Another point is that the extraction of regular expressions is certainly not the mainstream extraction method, if you need to collect other sites, you need to change the regular expression, this is a more troublesome thing.
After the extraction, we can see that the body part will always be mixed with irrelevant information, such as "<script>...</script>" "<p></p>" and so on. So I'm going to slice the body again through regular expressions.
Copy the code code as follows:


def func (str): #谁起的这个名字
STRs = Re.split ("<style>.*?</style>|<script.*?>.*?</script>|&#[0-9]+;|<!--

if! IE

>.+?<!

endif

-->|<.*?> ", str) #各种匹配, via" | " Separated
Ans = "
#将切分的结果组合起来
For each in STRs:
Ans + = each
return ans
In this way the text above the page can be extracted basically.
The whole collection is over.

Source: http://www.m4493.com

Python Collection Example 2

Related Article

Contact Us

The content source of this page is from Internet, which doesn't represent Alibaba Cloud's opinion; products and services mentioned on that page don't have any relationship with Alibaba Cloud. If the content of the page makes you feel confusing, please write us an email, we will handle the problem within 5 days after receiving your email.

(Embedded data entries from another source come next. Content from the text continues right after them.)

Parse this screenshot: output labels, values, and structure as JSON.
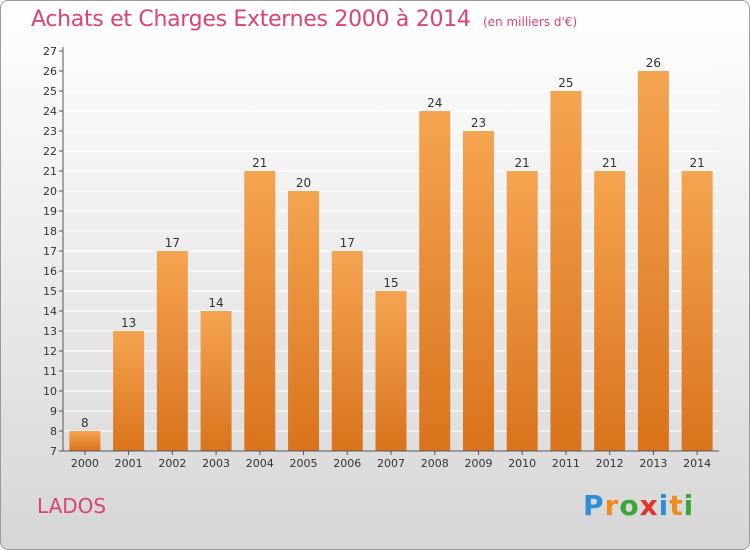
{
  "chart_data": {
    "type": "bar",
    "title": "Achats et Charges Externes 2000 à 2014",
    "subtitle": "(en milliers d'€)",
    "xlabel": "",
    "ylabel": "",
    "categories": [
      "2000",
      "2001",
      "2002",
      "2003",
      "2004",
      "2005",
      "2006",
      "2007",
      "2008",
      "2009",
      "2010",
      "2011",
      "2012",
      "2013",
      "2014"
    ],
    "values": [
      8,
      13,
      17,
      14,
      21,
      20,
      17,
      15,
      24,
      23,
      21,
      25,
      21,
      26,
      21
    ],
    "ylim": [
      7,
      27
    ],
    "yticks": [
      7,
      8,
      9,
      10,
      11,
      12,
      13,
      14,
      15,
      16,
      17,
      18,
      19,
      20,
      21,
      22,
      23,
      24,
      25,
      26,
      27
    ],
    "grid": true,
    "colors": {
      "bar_top": "#f5a450",
      "bar_bottom": "#d9731c",
      "title": "#d9427a"
    }
  },
  "commune": "LADOS",
  "logo": {
    "letters": [
      "P",
      "r",
      "o",
      "x",
      "i",
      "t",
      "i"
    ],
    "colors": [
      "#2f8fd6",
      "#f08a1c",
      "#3aa63a",
      "#e0322f",
      "#2f8fd6",
      "#f08a1c",
      "#3aa63a"
    ]
  }
}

If you find any instances of plagiarism from the community, please send an email to: info-contact@alibabacloud.com and provide relevant evidence. A staff member will contact you within 5 working days.

A Free Trial That Lets You Build Big!

Start building with 50+ products and up to 12 months usage for Elastic Compute Service

  • Sales Support

    1 on 1 presale consultation

  • After-Sales Support

    24/7 Technical Support 6 Free Tickets per Quarter Faster Response

  • Alibaba Cloud offers highly flexible support services tailored to meet your exact needs.